Hi Sarah, it’s good to see you back and ready to fight for your sobriety. Fighting for yourself is the most important thing you can do, and you are so so worth it.
You’ve already gotten a lot of great suggestions, but just wanted to type in a few words of support. You can do this. Breaking the cycle of addiction and truly taking care of myself was the hardest thing I’ve ever done, but it’s so so worth it.
Thanks everyone. I’m back in work sober today. Started reading this naked mind last night. My partner is furious and I don’t think he’s going to forgive me this time, I feel like such a failure
Your doctor has to prescribe it. If you drink while on it, you will get very violently I’ll. I would take mine in the morning when my motivation was high.
I’m here, haven’t had a drink for 2 days. Booked in with a counsellor but she’s got no availability until February reading lots of quit lit and doing online aa. I was thinking last night every time I get into this situation I want to get better for my partner so he won’t leave me (not even my daughter, which is shameful) but I’ve realised that although I need to do it for our relationship I mainly need to do it for me.
I want to help myself and in turn that will help all my relationships.
Just my little thought for the day!
Anyway, I’m doing ok, love to you all as always.
Good morning! Here you are with a new day ahead for you. You get to do this day with your health as the priority. You are right, you have to do this for yourself.
This Naked Mind was super helpful to me when I started my journey. Annie Grace also has a podcast that supports all of us. She is a kind and positive person and she casts this work in a positive way that helped me a lot.
Taking care of yourself may be “new” to you. You mentioned that you are a mom, think of this as being the mom to yourself, in the best way possible. You can do this.
Another thing that really helped me was to make the decision that I would shift my identity a bit. I would become a person who doesn’t drink alcohol. I’ve made other decisions about what to be and what not to be, and when those decisions don’t work for me, I change them. Becoming a person who doesn’t drink alcohol is a lot of work, a lot of changing is habits and mindset. I had to learn other ways to relax and manage stress. I had to learn how to navigate social settings. But this is a lot better than the damage that booze was doing to me.
It is an amazing gift you get to give to yourself. Every day you get to be free and feel better. You gain strength and understanding. You can learn to do this and your life will be better.
I wish you peace and joy on your journey. One day at a time.
Yes! That was my big light bulb moment too. As much as I love my husband, trying to sober up for him, our relationship, simply. It had to be something I did for me, my wellbeing, my mental health.
I’m on day 3 and absolutely determined never to drink again, something feels different this time. The thought of some of the things I used to think were normal, (hiding drink, drinking at 8 in the morning) seem absolutely shocking to me now. My partner is still furious and barely speaking to me, I’ve apologized again and been in tears most of the day. He just says “well time will tell, there will be more temptation in your way again” I completely understand why he feels like he does but it’s making it so hard not having his support this time. My own fault, I know.
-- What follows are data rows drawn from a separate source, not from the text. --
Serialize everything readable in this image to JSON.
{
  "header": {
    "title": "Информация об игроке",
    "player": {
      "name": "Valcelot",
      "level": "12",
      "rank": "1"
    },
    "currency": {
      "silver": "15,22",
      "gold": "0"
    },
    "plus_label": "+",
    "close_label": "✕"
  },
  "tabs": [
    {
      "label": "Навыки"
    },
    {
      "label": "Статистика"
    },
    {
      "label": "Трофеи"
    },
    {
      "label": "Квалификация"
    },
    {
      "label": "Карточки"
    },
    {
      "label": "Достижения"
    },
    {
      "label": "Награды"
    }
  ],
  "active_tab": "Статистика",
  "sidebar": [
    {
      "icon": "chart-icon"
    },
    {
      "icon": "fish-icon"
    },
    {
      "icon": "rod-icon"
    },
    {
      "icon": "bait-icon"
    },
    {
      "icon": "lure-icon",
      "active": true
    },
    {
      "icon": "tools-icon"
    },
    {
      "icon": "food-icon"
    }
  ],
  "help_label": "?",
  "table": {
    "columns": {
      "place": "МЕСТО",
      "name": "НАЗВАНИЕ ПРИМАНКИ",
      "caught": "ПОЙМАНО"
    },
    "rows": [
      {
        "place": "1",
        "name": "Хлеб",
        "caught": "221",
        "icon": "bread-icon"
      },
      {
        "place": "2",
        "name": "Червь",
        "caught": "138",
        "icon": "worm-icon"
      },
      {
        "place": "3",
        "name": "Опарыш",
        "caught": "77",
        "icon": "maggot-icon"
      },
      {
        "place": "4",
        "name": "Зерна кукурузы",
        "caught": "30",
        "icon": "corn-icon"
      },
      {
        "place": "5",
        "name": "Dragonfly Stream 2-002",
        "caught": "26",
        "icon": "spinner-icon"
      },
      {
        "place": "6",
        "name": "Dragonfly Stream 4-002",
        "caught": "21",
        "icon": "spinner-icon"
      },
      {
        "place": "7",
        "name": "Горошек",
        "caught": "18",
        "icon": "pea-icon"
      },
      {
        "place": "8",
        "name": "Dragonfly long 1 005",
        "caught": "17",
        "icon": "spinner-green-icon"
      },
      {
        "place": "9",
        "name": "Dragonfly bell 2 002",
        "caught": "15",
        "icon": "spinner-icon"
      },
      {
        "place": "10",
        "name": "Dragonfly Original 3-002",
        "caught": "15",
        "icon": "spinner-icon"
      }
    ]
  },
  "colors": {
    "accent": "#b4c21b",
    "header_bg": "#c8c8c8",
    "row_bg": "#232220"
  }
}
Its the old actions speak louder than words adage.
He will soften with time right now hes betrayed and hurting but the longer you stay sober the more he will see how serious you are.
I liked what you said about getting sober for you, unless you do it for the right reasons (for yourself) you will come to resent the person insisting you get sober, that brings more problems.
Keep taking it one day at a time, one hour at a time on the harder days and you’ll be ok
It’s so hard when we start this journey. For me, I had done damage and it wasn’t the first time I said I was done drinking. Plus my bf at the time lost his drinking buddy and that was the only time we could connect. It was a lot, and it was a big effing mess. My life was truly unmanageable and completely unsustainable as it was. It took people a LONG time to realize I was seriously changing my life. They had to see it to believe it. By the time I was able to get to my amends, people started to see a change within me already so they knew at that point things were serious for me.
AA and working the steps with a sponsor totally changed everything for me for the better. I just need to keep showing up and doing the work. Today is always the most important day and I will do whatever it takes to end my day sober. One day or even one minute or hour at a time is all we have to keep staying sober in. You’ve got a few days in so I know you can do it again today. I’m so glad you’re here and taking these steps toward a new life! It works if we work it.
Feel free to join us on the big book reading thread if that would be helpful for you. You don’t need the book, I post the chapters every Wednesday-we are stil on the first reading.
Late getting here with support…sorry to hear about setback…
I had a tough day today thinking about stuff as I puttered around reflecting on stuff that happened 50yrs ago and some more recent junk. I would say it was even an emotional day. Today was really a tough day for me.
I shared this with you as I’m proud of the work I put in today. The progress made, can’t be measured, the relief, although brief, is welcomed, was needed.
I am where I am, (6yrs sober) through effort, (or lack there of)…I needed to be ready for sobriety, and I wasn’t, until I was.
I say this of anyone, I truly feel that until you deal with why you drink…you will continue too drink.
The reasons you drink are in your head…so you’ll need to get comfortable with being uncomfortable and deal.
If I come across as blunt, forgive me. I do mean well.